Abstract 10070: Sestrin2 Mediates the LKB1-AMPK Signaling Cascade in the Ischemic Heart
Background: AMP-activated Protein Kinase (AMPK) has recently emerged as a pertinent stress-activated kinase shown to have substantial cardioprotective capabilities against myocardial ischemia/reperfusion (I/R) injury. The regulation and activation of AMPK in the ischemic and reperfused heart still remains largely elusive and is critical to the development of new therapeutic strategies. In this study, we hypothesized that a novel stress-inducible protein, sestrin2, mediates AMPK activation in the ischemic heart.

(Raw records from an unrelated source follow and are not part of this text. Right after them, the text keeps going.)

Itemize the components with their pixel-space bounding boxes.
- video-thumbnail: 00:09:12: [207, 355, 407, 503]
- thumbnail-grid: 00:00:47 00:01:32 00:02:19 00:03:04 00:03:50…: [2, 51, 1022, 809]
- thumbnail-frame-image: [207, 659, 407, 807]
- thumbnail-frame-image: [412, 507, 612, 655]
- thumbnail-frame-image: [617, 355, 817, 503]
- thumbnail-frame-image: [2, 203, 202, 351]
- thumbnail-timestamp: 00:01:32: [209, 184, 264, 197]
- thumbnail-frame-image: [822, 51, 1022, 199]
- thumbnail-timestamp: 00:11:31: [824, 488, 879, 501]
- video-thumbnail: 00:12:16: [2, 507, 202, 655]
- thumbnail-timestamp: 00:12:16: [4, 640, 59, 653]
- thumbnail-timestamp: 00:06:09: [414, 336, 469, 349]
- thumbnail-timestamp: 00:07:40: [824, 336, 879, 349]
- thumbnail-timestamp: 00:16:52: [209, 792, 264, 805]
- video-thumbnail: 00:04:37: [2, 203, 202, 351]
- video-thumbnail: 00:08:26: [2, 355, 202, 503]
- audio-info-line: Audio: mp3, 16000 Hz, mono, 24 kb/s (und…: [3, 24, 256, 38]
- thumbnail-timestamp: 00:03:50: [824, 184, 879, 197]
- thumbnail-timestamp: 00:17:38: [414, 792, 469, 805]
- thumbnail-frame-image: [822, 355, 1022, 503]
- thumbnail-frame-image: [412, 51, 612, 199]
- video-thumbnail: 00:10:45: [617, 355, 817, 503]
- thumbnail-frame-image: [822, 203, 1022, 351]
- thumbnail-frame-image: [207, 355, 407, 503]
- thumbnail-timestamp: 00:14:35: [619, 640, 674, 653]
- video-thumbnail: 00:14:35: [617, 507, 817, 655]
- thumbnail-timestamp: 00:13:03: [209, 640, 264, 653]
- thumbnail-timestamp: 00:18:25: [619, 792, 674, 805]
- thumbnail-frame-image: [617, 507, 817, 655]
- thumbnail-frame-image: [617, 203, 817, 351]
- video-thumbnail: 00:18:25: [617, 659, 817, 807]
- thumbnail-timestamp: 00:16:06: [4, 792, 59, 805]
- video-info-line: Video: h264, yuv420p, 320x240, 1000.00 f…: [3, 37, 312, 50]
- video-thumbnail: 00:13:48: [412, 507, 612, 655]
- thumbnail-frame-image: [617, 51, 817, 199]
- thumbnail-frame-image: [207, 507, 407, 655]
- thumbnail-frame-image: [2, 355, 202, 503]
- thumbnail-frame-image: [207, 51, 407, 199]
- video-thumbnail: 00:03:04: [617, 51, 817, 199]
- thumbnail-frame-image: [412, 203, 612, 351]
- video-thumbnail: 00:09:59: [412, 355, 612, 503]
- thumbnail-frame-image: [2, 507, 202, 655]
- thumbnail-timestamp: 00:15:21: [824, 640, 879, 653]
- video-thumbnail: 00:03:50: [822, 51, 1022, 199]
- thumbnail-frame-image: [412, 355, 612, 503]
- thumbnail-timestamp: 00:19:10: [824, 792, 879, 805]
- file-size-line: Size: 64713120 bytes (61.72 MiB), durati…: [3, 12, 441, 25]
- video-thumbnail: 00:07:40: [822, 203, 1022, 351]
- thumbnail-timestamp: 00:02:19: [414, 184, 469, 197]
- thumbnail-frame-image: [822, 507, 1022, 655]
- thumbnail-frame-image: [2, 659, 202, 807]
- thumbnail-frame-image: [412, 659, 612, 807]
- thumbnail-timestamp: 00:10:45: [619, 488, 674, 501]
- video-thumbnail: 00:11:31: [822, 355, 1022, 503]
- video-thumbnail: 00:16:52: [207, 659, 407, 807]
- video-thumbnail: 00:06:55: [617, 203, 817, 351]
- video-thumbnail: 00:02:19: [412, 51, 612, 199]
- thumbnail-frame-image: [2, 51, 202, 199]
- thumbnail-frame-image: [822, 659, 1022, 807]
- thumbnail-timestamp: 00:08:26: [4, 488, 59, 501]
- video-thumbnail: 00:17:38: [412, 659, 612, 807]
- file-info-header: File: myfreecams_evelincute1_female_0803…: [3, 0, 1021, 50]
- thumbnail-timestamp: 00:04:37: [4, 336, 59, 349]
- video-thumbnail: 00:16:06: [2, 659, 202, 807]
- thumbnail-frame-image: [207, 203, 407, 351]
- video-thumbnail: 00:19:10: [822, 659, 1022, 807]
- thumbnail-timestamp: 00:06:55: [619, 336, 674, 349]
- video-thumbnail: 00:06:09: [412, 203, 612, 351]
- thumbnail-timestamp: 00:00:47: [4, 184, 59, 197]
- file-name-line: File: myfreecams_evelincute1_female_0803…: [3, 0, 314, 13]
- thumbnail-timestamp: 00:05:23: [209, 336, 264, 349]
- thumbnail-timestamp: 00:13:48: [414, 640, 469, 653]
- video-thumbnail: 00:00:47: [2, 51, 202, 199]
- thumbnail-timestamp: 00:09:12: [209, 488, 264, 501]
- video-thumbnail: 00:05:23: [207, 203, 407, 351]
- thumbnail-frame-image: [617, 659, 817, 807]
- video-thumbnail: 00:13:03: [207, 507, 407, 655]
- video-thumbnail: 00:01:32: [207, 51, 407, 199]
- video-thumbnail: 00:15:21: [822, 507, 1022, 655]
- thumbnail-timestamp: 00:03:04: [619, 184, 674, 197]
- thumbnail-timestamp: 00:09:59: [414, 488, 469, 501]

Methods and Results: C57BL/6 mice were subjected to left anterior descending coronary artery occlusion for different time points of ischemia and I/R in order to detect the signaling activity in the left ventricle. The kinetics of AMPK phosphorylation at Thr172 of the α catalytic subunit appears brief and bell-shaped, peaking between 10 and 15 min (3.6-fold vs. sham, p<0.01), decreasing with prolonged ischemia (30 min, 2-fold vs. sham, p<0.05), and leveling off to basal levels upon reperfusion. Intriguingly, at 10 min of ischemia, there was also a robust increase in p53 accumulation compared to basal conditions (8.2-fold vs. sham, p<0.05). Consequently, sestrin2 a p53-inducible protein, accumulates at the peak of ischemic AMPK activation (10 min, 2.5-fold vs. sham, p<0.05). Respective left ventricle lysates were immunoprecipitated with sestrin2 and the immunoblots revealed that sestrin2 interacts and forms a complex with AMPK during I/R, moreover, AMPKα2 is the predominant isoform that interact with sestrin2 as compared to AMPKα1 isoform during I/R. Interestingly, LKB1, an upstream AMPK kinase becomes significantly associated with sestrin2 (5 min, 11.8-fold vs. sham, p<0.01), while there is a dramatic interaction between sestrin2 and p-AMPK (Thr172) (10 min, 4.5-fold vs. sham, p<0.01), suggesting the interaction of LKB1 with sestrin2 initiates the phosphorylation of AMPK in this complex.
Conclusions: Here we show for the first time evidence of a unique mechanism that suggests sestrin2 is a stress-induced scaffold protein that mediates the activation of AMPK in the ischemic myocardium via a time-dependent interaction with LKB1. These acute signaling events appear to be largely mediated by p53.
- © 2011 by American Heart Association, Inc.